UPDATE Pate has now replied to Hauser. See the extended entry below. If these gentlemen have additional responses, I’ll let them take them to their own blogs.


A.J. Pate writes:

    I am not sure I understand Hauser’s characterization of my comments, however I will restrain from responding in kind with puerile invective and simply deal with the facts. Hauser may do well to ponder the words of John Adams: “Facts are stubborn things; and whatever may be our wishes, our inclinations, or the dictates of our passions, they cannot alter the state of the facts and evidence.”
    Mr. Hauser’s rage is selective, and he dwells on only one of the five errors I noted. I can only presume that his visceral dislike for DeLay blinds him to any standards of fairness or truth in connection with DeLay. My comment on this issue was rather muted. I merely said that “I don’t believe DeLay has been charged with any violations of the law in connection with the runaway Democrats.” A simple statement of my knowledge, which I presume must be true since I am sure Hauser would have been quick to correct me. Then I even helpfully suggested how the scholars could have phrased their remark more appropriately: “A more accurate, or at least less biased, account would have added the word ‘alleged’ “. That is the totality of my remarks, which somehow provoked such a passionate prosecution by Hauser.
    It is obvious to any reasonable person that I was neither defending nor condoning the actions of DeLay. Now, maybe I am naive, but all I did was state the simple fact that DeLay had been charged with no related crimes and, under our system of justice, even if he had, the crimes would be “alleged” until proven in a court of law. This is the presumption of innocence that our system extends to even the most vicious killers and rapists among us.

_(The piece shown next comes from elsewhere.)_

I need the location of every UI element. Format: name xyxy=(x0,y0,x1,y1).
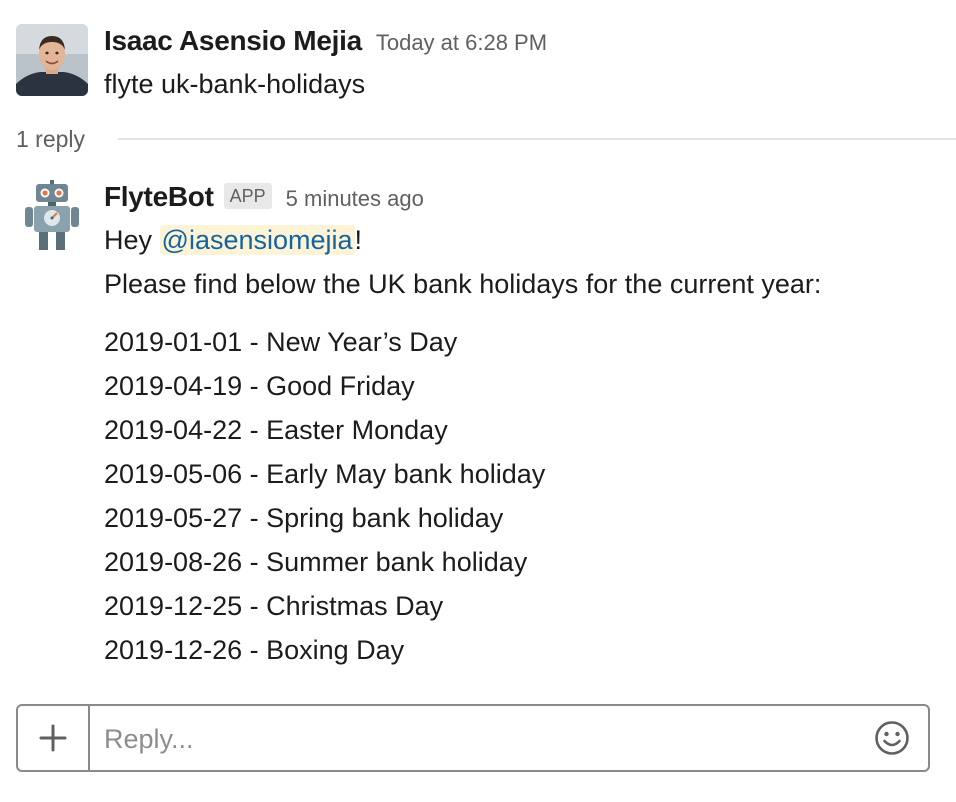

    Hauser’s lengthy quote from the House Committee’s letter was a waste of his effort, only muddying the water like a squid squirting ink. It did nothing to refute what I wrote, and, to the contrary, to a discerning and judicious reader only reinforced my comments. The Committee letter used the following terms: “serious concerns”, “[not] proper”, and “[lack of] propriety”, but never “illegal”. The last paragraph of the Committee’s letter in fact said that the FAA “later establish[ed] … a restrictive policy on responding to such requests” and that “the actions of the FAA official did not violate the FAA rules or regulations that were in effect at the time”. Do I hear any cheers for ex post facto?
    To summarize Hauser’s response to my comments: Despite any evidence to the contrary, he leaps to a very illiberal presumption of guilt for DeLay, his proof being (1) that “not every illegal act is prosecuted”, and (2) citing a letter which never uses the word “illegal” nor even implies illegality. This is a breathtaking and dazzling leap of logic. But hardly Aristotelian. As someone once said, “If Aristotle were alive today, he’d be turning over in his grave.” My challenge to Mr. Hauser is to structure a syllogism based on his response to me. That I would love to see.